Security Analyst

Job Details : Experience :

5 Years

Work Location : Chennai

Work Mode : Hybrid

Roles and Responsibilities :

5–7 years of hands-on experience in VAPT, preferably in both application and infrastructure testing.

Perform manual verification and risk assessment of identified vulnerabilities.

Track and validate remediation efforts in collaboration with IT and application teams.

Execute black-box, grey-box, and white-box penetration tests on web applications, APIs, internal systems, external networks, and mobile apps.

Exploit vulnerabilities in controlled environments to assess real-world risks.

Simulate advanced threat actor behaviours and pivot through environments for lateral movement analysis.

Review application architecture and code (static / dynamic analysis) for security issues.

Work with DevOps and engineering teams to ensure secure SDLC practices are followed.

Conduct threat modelling and provide recommendations during design and development phases.

Prepare detailed reports with evidence of vulnerabilities, risk ratings, exploit techniques, and remediation guidance.

Present findings to both technical and non-technical stakeholders.

Maintain documentation of test plans, procedures, and assessment tools.

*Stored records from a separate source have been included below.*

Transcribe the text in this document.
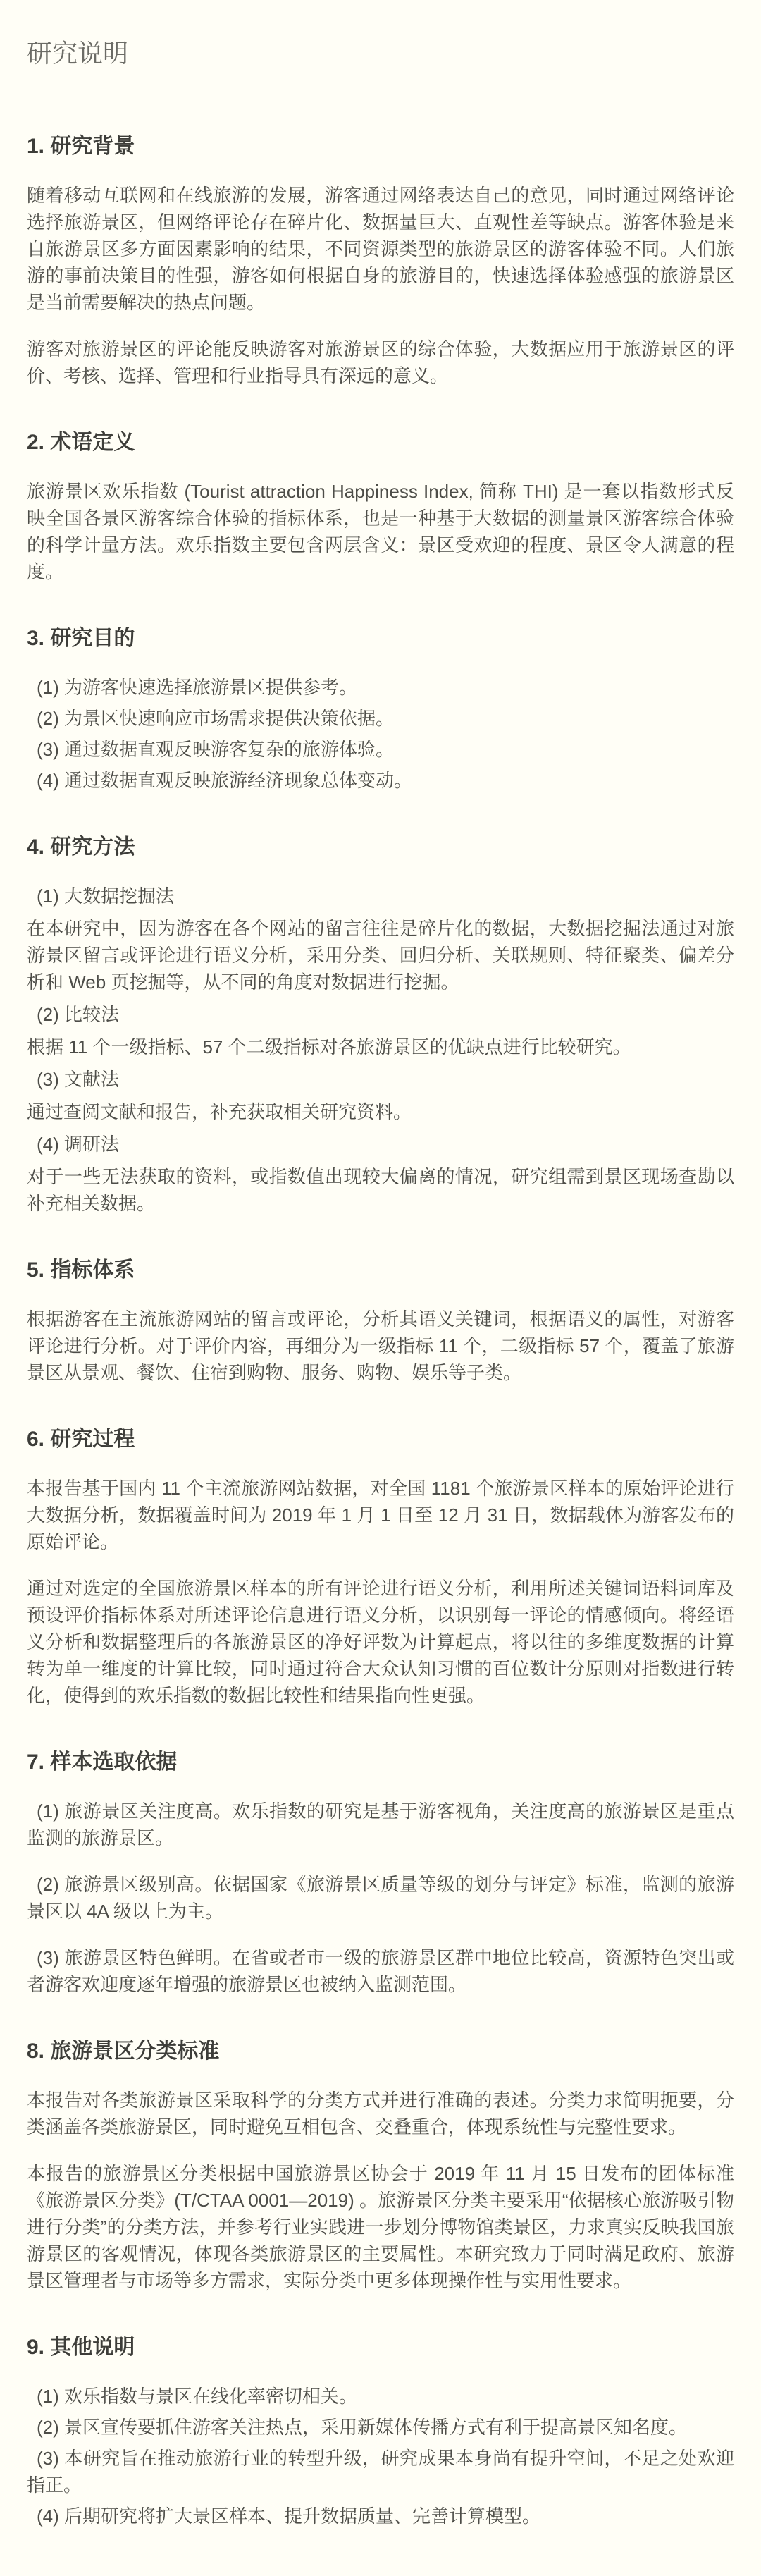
研究说明
1. 研究背景

随着移动互联网和在线旅游的发展，游客通过网络表达自己的意见，同时通过网络评论选择旅游景区，但网络评论存在碎片化、数据量巨大、直观性差等缺点。游客体验是来自旅游景区多方面因素影响的结果，不同资源类型的旅游景区的游客体验不同。人们旅游的事前决策目的性强，游客如何根据自身的旅游目的，快速选择体验感强的旅游景区是当前需要解决的热点问题。

游客对旅游景区的评论能反映游客对旅游景区的综合体验，大数据应用于旅游景区的评价、考核、选择、管理和行业指导具有深远的意义。

2. 术语定义

旅游景区欢乐指数 (Tourist attraction Happiness Index, 简称 THI) 是一套以指数形式反映全国各景区游客综合体验的指标体系，也是一种基于大数据的测量景区游客综合体验的科学计量方法。欢乐指数主要包含两层含义：景区受欢迎的程度、景区令人满意的程度。

3. 研究目的

(1) 为游客快速选择旅游景区提供参考。

(2) 为景区快速响应市场需求提供决策依据。

(3) 通过数据直观反映游客复杂的旅游体验。

(4) 通过数据直观反映旅游经济现象总体变动。

4. 研究方法

(1) 大数据挖掘法

在本研究中，因为游客在各个网站的留言往往是碎片化的数据，大数据挖掘法通过对旅游景区留言或评论进行语义分析，采用分类、回归分析、关联规则、特征聚类、偏差分析和 Web 页挖掘等，从不同的角度对数据进行挖掘。

(2) 比较法

根据 11 个一级指标、57 个二级指标对各旅游景区的优缺点进行比较研究。

(3) 文献法

通过查阅文献和报告，补充获取相关研究资料。

(4) 调研法

对于一些无法获取的资料，或指数值出现较大偏离的情况，研究组需到景区现场查勘以补充相关数据。

5. 指标体系

根据游客在主流旅游网站的留言或评论，分析其语义关键词，根据语义的属性，对游客评论进行分析。对于评价内容，再细分为一级指标 11 个，二级指标 57 个，覆盖了旅游景区从景观、餐饮、住宿到购物、服务、购物、娱乐等子类。

6. 研究过程

本报告基于国内 11 个主流旅游网站数据，对全国 1181 个旅游景区样本的原始评论进行大数据分析，数据覆盖时间为 2019 年 1 月 1 日至 12 月 31 日，数据载体为游客发布的原始评论。

通过对选定的全国旅游景区样本的所有评论进行语义分析，利用所述关键词语料词库及预设评价指标体系对所述评论信息进行语义分析，以识别每一评论的情感倾向。将经语义分析和数据整理后的各旅游景区的净好评数为计算起点，将以往的多维度数据的计算转为单一维度的计算比较，同时通过符合大众认知习惯的百位数计分原则对指数进行转化，使得到的欢乐指数的数据比较性和结果指向性更强。

7. 样本选取依据

(1) 旅游景区关注度高。欢乐指数的研究是基于游客视角，关注度高的旅游景区是重点监测的旅游景区。

(2) 旅游景区级别高。依据国家《旅游景区质量等级的划分与评定》标准，监测的旅游景区以 4A 级以上为主。

(3) 旅游景区特色鲜明。在省或者市一级的旅游景区群中地位比较高，资源特色突出或者游客欢迎度逐年增强的旅游景区也被纳入监测范围。

8. 旅游景区分类标准

本报告对各类旅游景区采取科学的分类方式并进行准确的表述。分类力求简明扼要，分类涵盖各类旅游景区，同时避免互相包含、交叠重合，体现系统性与完整性要求。

本报告的旅游景区分类根据中国旅游景区协会于 2019 年 11 月 15 日发布的团体标准《旅游景区分类》(T/CTAA 0001—2019) 。旅游景区分类主要采用“依据核心旅游吸引物进行分类”的分类方法，并参考行业实践进一步划分博物馆类景区，力求真实反映我国旅游景区的客观情况，体现各类旅游景区的主要属性。本研究致力于同时满足政府、旅游景区管理者与市场等多方需求，实际分类中更多体现操作性与实用性要求。

9. 其他说明

(1) 欢乐指数与景区在线化率密切相关。

(2) 景区宣传要抓住游客关注热点，采用新媒体传播方式有利于提高景区知名度。

(3) 本研究旨在推动旅游行业的转型升级，研究成果本身尚有提升空间，不足之处欢迎指正。

(4) 后期研究将扩大景区样本、提升数据质量、完善计算模型。
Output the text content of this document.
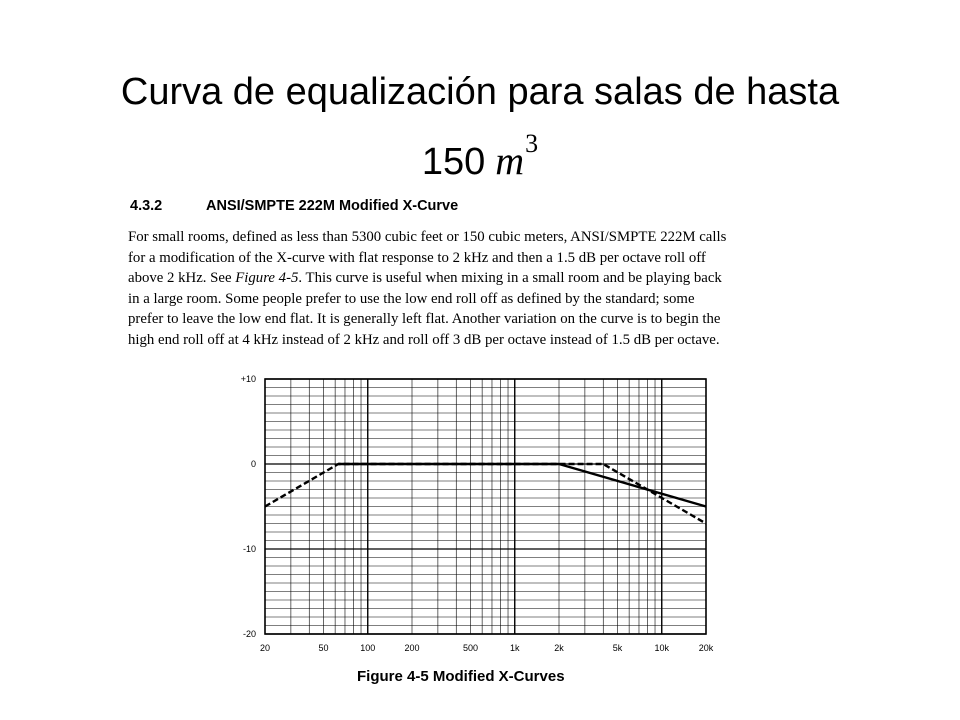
Curva de equalización para salas de hasta
150 $m^3$
4.3.2	ANSI/SMPTE 222M Modified X-Curve
For small rooms, defined as less than 5300 cubic feet or 150 cubic meters, ANSI/SMPTE 222M calls
for a modification of the X-curve with flat response to 2 kHz and then a 1.5 dB per octave roll off
above 2 kHz. See Figure 4-5. This curve is useful when mixing in a small room and be playing back
in a large room. Some people prefer to use the low end roll off as defined by the standard; some
prefer to leave the low end flat. It is generally left flat. Another variation on the curve is to begin the
high end roll off at 4 kHz instead of 2 kHz and roll off 3 dB per octave instead of 1.5 dB per octave.
+10
0
-10
-20
20	50	100	200	500	1k	2k	5k	10k	20k
Figure 4-5 Modified X-Curves
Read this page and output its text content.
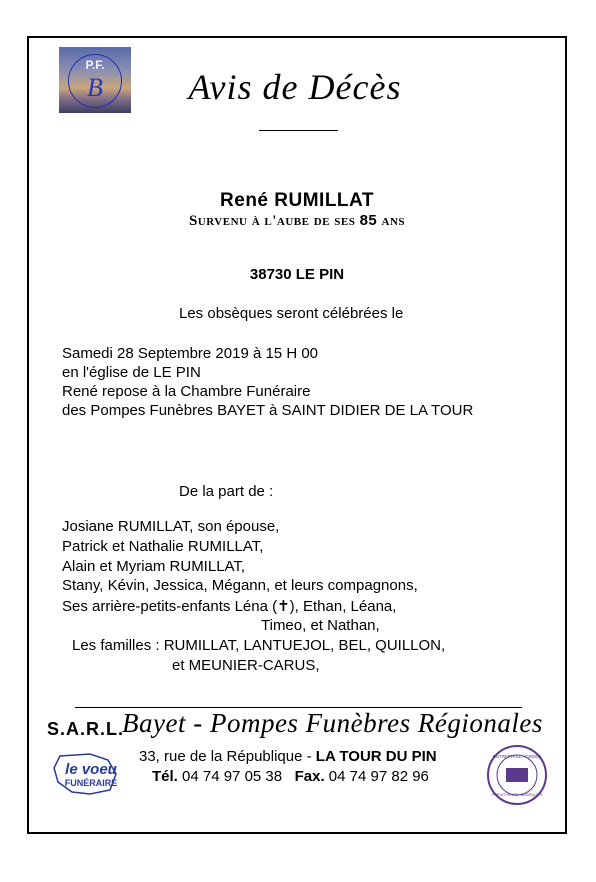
P.F.
B	Avis de Décès
René RUMILLAT
Survenu à l'aube de ses 85 ans
38730 LE PIN
Les obsèques seront célébrées le
Samedi 28 Septembre 2019 à 15 H 00
en l'église de LE PIN
René repose à la Chambre Funéraire
des Pompes Funèbres BAYET à SAINT DIDIER DE LA TOUR
De la part de :
Josiane RUMILLAT, son épouse,
Patrick et Nathalie RUMILLAT,
Alain et Myriam RUMILLAT,
Stany, Kévin, Jessica, Mégann, et leurs compagnons,
Ses arrière-petits-enfants Léna (✝), Ethan, Léana,
Timeo, et Nathan,
Les familles : RUMILLAT, LANTUEJOL, BEL, QUILLON,
et MEUNIER-CARUS,
S.A.R.L.
Bayet - Pompes Funèbres Régionales
33, rue de la République - LA TOUR DU PIN
Tél. 04 74 97 05 38 Fax. 04 74 97 82 96
le voeu
FUNÉRAIRE
ENTREPRISE AGRÉÉE
PRÉVOYANCE OBSÈQUES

Solid knowledge of OWASP Top 10, SANS 25, and CVSS scoring.

Burp Suite, Metasploit, Nmap, Wireshark, Nikto, Hydra, and SQLmap SAST / DAST platforms like Fortify or Veracode

Proficiency in scripting (Python, Bash, or PowerShell) to build or extend tools.

Strong understanding of TCP / IP, firewalls, IDS / IPS, and network protocols.

Familiarity with cloud security (AWS, Azure, or GCP).